Ubyło lat

Czas to diabelny złodziej w życiu każdego człowieka. Daje nam osoby, które stają się nieodłącznym elementem naszego życia, naszym oddechem, duszą, by potem bezpowrotnie nam je zabrać. Popełniamy błędy i, gdy minie trochę czasu odczuwamy ten nieprzyjemny ucisk w żołądku, zwany wyrzutami sumienia. Marzymy o cofnięciu czasu. O cofnięciu wypowiedzianych słów. O cofnięciu wykonanych czynów. Czasu nie da się poskromić. To jedyna siła, której nie zdoła pokonać nikt ani nic.

- Coś ty powiedział? – syknął przez zęby John i chwycił Sherlocka za koszulę. – Powtórz to, co powiedziałeś albo cię do tego zmuszę!

Doktor przycisnął bruneta do ściany. Tamten próbował wyszarpnąć się spod ramion przyjaciela, ale ten trzymał go w żelaznym uścisku.
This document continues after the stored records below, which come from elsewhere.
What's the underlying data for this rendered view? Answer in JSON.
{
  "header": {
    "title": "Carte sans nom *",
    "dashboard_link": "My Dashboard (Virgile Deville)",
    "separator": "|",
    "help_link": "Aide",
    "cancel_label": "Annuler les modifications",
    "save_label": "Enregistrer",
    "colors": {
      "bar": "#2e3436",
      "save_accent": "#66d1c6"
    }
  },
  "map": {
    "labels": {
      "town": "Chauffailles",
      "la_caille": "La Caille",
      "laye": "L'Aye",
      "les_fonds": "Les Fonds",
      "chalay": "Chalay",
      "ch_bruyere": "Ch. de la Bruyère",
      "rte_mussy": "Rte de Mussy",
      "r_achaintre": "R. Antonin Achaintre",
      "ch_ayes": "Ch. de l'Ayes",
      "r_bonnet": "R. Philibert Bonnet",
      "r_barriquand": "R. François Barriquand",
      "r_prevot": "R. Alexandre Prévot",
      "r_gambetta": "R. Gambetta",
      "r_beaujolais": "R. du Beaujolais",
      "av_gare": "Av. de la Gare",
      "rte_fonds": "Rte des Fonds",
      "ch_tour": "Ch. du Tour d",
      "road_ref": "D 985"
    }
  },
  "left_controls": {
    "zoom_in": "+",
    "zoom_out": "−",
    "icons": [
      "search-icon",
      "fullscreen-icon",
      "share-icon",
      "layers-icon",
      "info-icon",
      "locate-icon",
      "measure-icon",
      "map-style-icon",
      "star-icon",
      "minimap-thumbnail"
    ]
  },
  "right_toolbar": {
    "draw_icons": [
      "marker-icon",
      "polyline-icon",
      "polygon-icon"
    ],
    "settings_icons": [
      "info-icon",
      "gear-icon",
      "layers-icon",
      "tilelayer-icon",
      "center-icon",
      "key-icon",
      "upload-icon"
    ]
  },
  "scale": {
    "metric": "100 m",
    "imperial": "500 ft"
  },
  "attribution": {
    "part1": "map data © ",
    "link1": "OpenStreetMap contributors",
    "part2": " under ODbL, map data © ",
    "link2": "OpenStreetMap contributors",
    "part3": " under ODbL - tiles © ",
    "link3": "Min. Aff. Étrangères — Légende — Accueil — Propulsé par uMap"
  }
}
- Nazwałeś Mary dziwką – wycharczał w twarz detektywa John.

Blondyn przywykł do tego, że przyjaciel rzucał kąśliwe, czasem naprawdę złośliwe uwagi w jego stronę, a nawet w stronę jego byłych dziewczyn, aczkolwiek, nigdy, przenigdy żadnej z nich nie nazwał dziwką. Tym razem przegiął pałę.

- Kobieta sypiająca z wieloma mężczyznami? Kobieta lekkich obyczajów? Cudzołożnica? Ladacznica? – wyliczył Sherlock. – Wolisz takie określenia?

Blondyn nie wytrzymał. Zacisnął prawą dłoń w pięść i biorąc duży zamach uderzył nią w cholernie irytującą twarz przyjaciela. Oboje jęknęli. John, czując pulsujący w palcach ból po zderzeniu z kościstą twarzą, a Sherock po silnym uderzeniu pięścią w kość policzkową.

- Nie waż się nigdy więcej zbliżyć do mojej narzeczonej – powiedział ostro doktor i puścił koszulę przyjaciela.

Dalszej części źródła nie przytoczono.